LeBron James Says He's Motivated By Being The Best In The World, Not MVPs
For LeBron James, winning MVP awards has been a nice bonus.
But he has a much loftier goal.
"To be the best to ever play the game has motivated me and has resulted in me being able to be league MVP a couple times," James said at Lakers' practice Thursday. "But I’ve never gone into the season saying, ‘OK, league MVP is what I want to be.’ I’ve gone into the season saying, ‘OK, I want to be the MVP of this team. I want to be the best player in the world,’ and how I approach my game every day, how I take care of my body every day has resulted in that [award]."
At age 35, James leads the league in a assists with 10.7 a game, while averaging 25.4 points and 7.8 rebounds for the Lakers, who have the best record in the Western Conference at 47-13.
James, a four-time MVP, will go head-to-head with another frontrunner for the award in Giannis Antetokounmpo on Friday when the Lakers host the Milwaukee Bucks.
Antetokounmpo, the league's reigning MVP, is averaging 29.6 points, 13.8 rebounds and 5.8 assists a game for the Bucks, who have the best record in the league at 53-9.
The fact that James is even an MVP candidate at this stage in his career is stunning. He's a decade older than some of the other favorites, including the 25-year-old Antetokounmpo.
Anthony Davis said James deserves the award over Antetokounmpo.
"The things he does on the floor, he can shoot the ball, he can pass, he gets everyone involved," Davis said. "He can take over games. I saw Kendrick Perkins say something that he got robbed of four MVPs because he was in the east or something like that. I mean, you guys see when LeBron’s off the floor, how our team operates. We kind of struggle a little bit with him off the floor. And I think it’s about who is most valuable to their team. And for me, just being around it this whole season, my vote goes to LeBron."
James grew his game in new ways this season.
"Coming into the season, I didn’t know I would be the point guard of the team," James said. "It was discussed. It was talked about a little bit in the offseason. It was never set in place if I would be the primary ball handler for this ball club."
That role has pushed James, a three-time NBA champion, to develop and see the game differently in his 17th season.
"It has been a challenge and something I haven’t done since my rookie year," James said. "That was only half of a season. Maybe not even that long. I have had to challenge myself and change my game in that form and make sure I continue to get everybody involved on offense and set the tempo and put guys in position. I have done that a lot in my career. But it’s a lot different when you’re actually the point guard. If you’re a point guard, you would understand it. If not, it’s like, ‘What are you talking about? He’s always done this.’ But it’s totally different. That has been one of the biggest changes for me this year."

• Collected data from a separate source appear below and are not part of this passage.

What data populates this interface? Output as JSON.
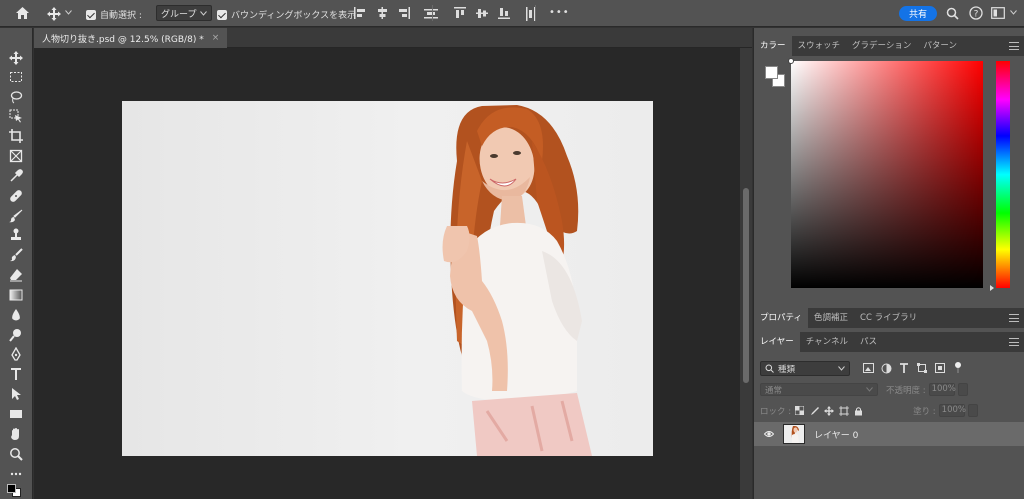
{
  "options_bar": {
    "auto_select_label": "自動選択 :",
    "auto_select_value": "グループ",
    "bounding_box_label": "バウンディングボックスを表示",
    "more_label": "•••",
    "share_label": "共有"
  },
  "document": {
    "tab_title": "人物切り抜き.psd @ 12.5% (RGB/8) *",
    "close_label": "×"
  },
  "color_panel": {
    "tabs": [
      "カラー",
      "スウォッチ",
      "グラデーション",
      "パターン"
    ],
    "active_tab": "カラー",
    "foreground": "#ffffff",
    "background": "#ffffff"
  },
  "properties_panel": {
    "tabs": [
      "プロパティ",
      "色調補正",
      "CC ライブラリ"
    ],
    "active_tab": "プロパティ"
  },
  "layers_panel": {
    "tabs": [
      "レイヤー",
      "チャンネル",
      "パス"
    ],
    "active_tab": "レイヤー",
    "kind_filter": "種類",
    "blend_mode": "通常",
    "opacity_label": "不透明度 :",
    "opacity_value": "100%",
    "lock_label": "ロック :",
    "fill_label": "塗り :",
    "fill_value": "100%",
    "layers": [
      {
        "name": "レイヤー 0",
        "visible": true
      }
    ]
  }
}
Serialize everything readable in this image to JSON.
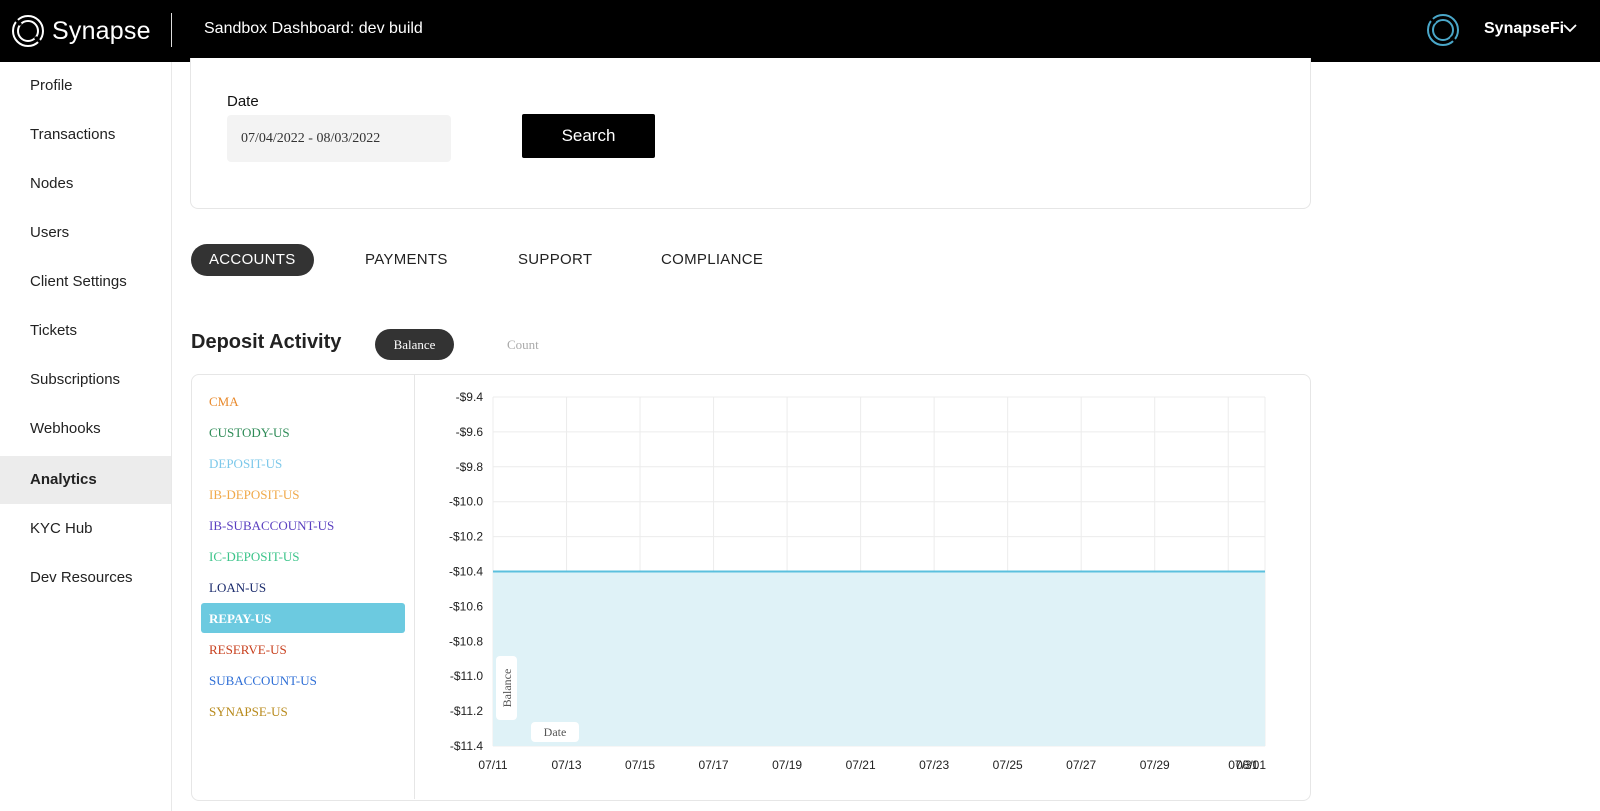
{
  "header": {
    "brand": "Synapse",
    "environment_title": "Sandbox Dashboard: dev build",
    "user_name": "SynapseFi"
  },
  "sidebar": {
    "items": [
      {
        "label": "Profile"
      },
      {
        "label": "Transactions"
      },
      {
        "label": "Nodes"
      },
      {
        "label": "Users"
      },
      {
        "label": "Client Settings"
      },
      {
        "label": "Tickets"
      },
      {
        "label": "Subscriptions"
      },
      {
        "label": "Webhooks"
      },
      {
        "label": "Analytics",
        "active": true
      },
      {
        "label": "KYC Hub"
      },
      {
        "label": "Dev Resources"
      }
    ]
  },
  "search": {
    "date_label": "Date",
    "date_value": "07/04/2022 - 08/03/2022",
    "search_button": "Search"
  },
  "tabs": [
    {
      "label": "ACCOUNTS",
      "active": true
    },
    {
      "label": "PAYMENTS"
    },
    {
      "label": "SUPPORT"
    },
    {
      "label": "COMPLIANCE"
    }
  ],
  "deposit": {
    "title": "Deposit Activity",
    "toggle_balance": "Balance",
    "toggle_count": "Count",
    "legend": [
      {
        "label": "CMA",
        "color": "#e98a2c"
      },
      {
        "label": "CUSTODY-US",
        "color": "#2e8b57"
      },
      {
        "label": "DEPOSIT-US",
        "color": "#7cc8ea"
      },
      {
        "label": "IB-DEPOSIT-US",
        "color": "#f0a94a"
      },
      {
        "label": "IB-SUBACCOUNT-US",
        "color": "#5a3fc0"
      },
      {
        "label": "IC-DEPOSIT-US",
        "color": "#3cc48a"
      },
      {
        "label": "LOAN-US",
        "color": "#1a2a6c"
      },
      {
        "label": "REPAY-US",
        "color": "#ffffff",
        "active": true
      },
      {
        "label": "RESERVE-US",
        "color": "#c8401e"
      },
      {
        "label": "SUBACCOUNT-US",
        "color": "#2f6fd6"
      },
      {
        "label": "SYNAPSE-US",
        "color": "#b88a1c"
      }
    ]
  },
  "chart_data": {
    "type": "area",
    "x_categories": [
      "07/11",
      "07/13",
      "07/15",
      "07/17",
      "07/19",
      "07/21",
      "07/23",
      "07/25",
      "07/27",
      "07/29",
      "07/31",
      "08/01"
    ],
    "series": [
      {
        "name": "REPAY-US",
        "color": "#5bc0de",
        "fill": "#dff2f7",
        "x": [
          "07/11",
          "07/13",
          "07/15",
          "07/17",
          "07/19",
          "07/21",
          "07/23",
          "07/25",
          "07/27",
          "07/29",
          "07/31",
          "08/01"
        ],
        "values": [
          -10.4,
          -10.4,
          -10.4,
          -10.4,
          -10.4,
          -10.4,
          -10.4,
          -10.4,
          -10.4,
          -10.4,
          -10.4,
          -10.4
        ]
      }
    ],
    "y_ticks": [
      "-$9.4",
      "-$9.6",
      "-$9.8",
      "-$10.0",
      "-$10.2",
      "-$10.4",
      "-$10.6",
      "-$10.8",
      "-$11.0",
      "-$11.2",
      "-$11.4"
    ],
    "ylim": [
      -11.4,
      -9.4
    ],
    "xlabel": "Date",
    "ylabel": "Balance",
    "grid": true,
    "legend": "left"
  }
}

Lakers' coach Frank Vogel said James is unequivocally the MVP this season, pointing to his versatility.
"The body of work he’s put forth for our team, I don’t really think it compares to anybody else," Vogel said. "A lot of great performances throughout the year with other players, so I don’t want to take anything away from anyone else. But it’s pretty unbelievable what he does. What he means to us on both sides of the ball, defensive IQ, and the way he impacts the game with his strength, athleticism. Scoring the ball he does, but also leading the league in assists. And the most important stat is how much we’re winning. So to me, it’s his."
Davis went on to praise James for his work ethic and leadership style, but he also poked fun at his good friend for having a rare brain lapse late in the Lakers' win over Philadelphia on Tuesday, when he stepped over the baseline while throwing an inbounds pass.
"He made a comment the other day during the game that he’s a machine," Davis said. "He don’t like coming out of games because he’s a robot. Soon as he said that, the next play he had the little ‘Shaqtin’ A Fool’ thing. That was a little malfunction right there. Yeah, but he does the things necessary to give himself the title of being the best in the world.”
James said he's been able to stay so consistently excellent because he takes care of himself and constantly tries to improve.
"The only way I continue to be in the [MVP] conversation is through the grace of God," James said. "I’ve always respected the game. I believe when you give to the game, the game gives back to you. And the way I’ve been taking care of my body...I know it’s my temple. I know without [it], I can’t be anything. I can’t be on the floor. Then continue to have an open mind on how I can continue to get better. I want to continue to get better and see how far or how ceiling I can go in my career."
After leading the Cleveland Cavaliers to their first-ever NBA championship in 2016, James called himself the greatest player of all-time during an episode of ESPN's "More Than An Athlete."
On Thursday, James was asked how he'll ultimately judge whether he's accomplished that goal.
"In being the best in the world?" James said. "It’s just, I think it’s the games that I play, leadership, how my teammates feed off my presence and feed off my word. It’s so much more than, for me, being the best player in the world than just going out and doing it on the floor. I think leadership has a lot to do with it. Having a command. Holding yourself accountable. Allowing others to hold you accountable as well. So I have a lot of tiers to trying to be the best player in the world. It’s not just about the basketball side."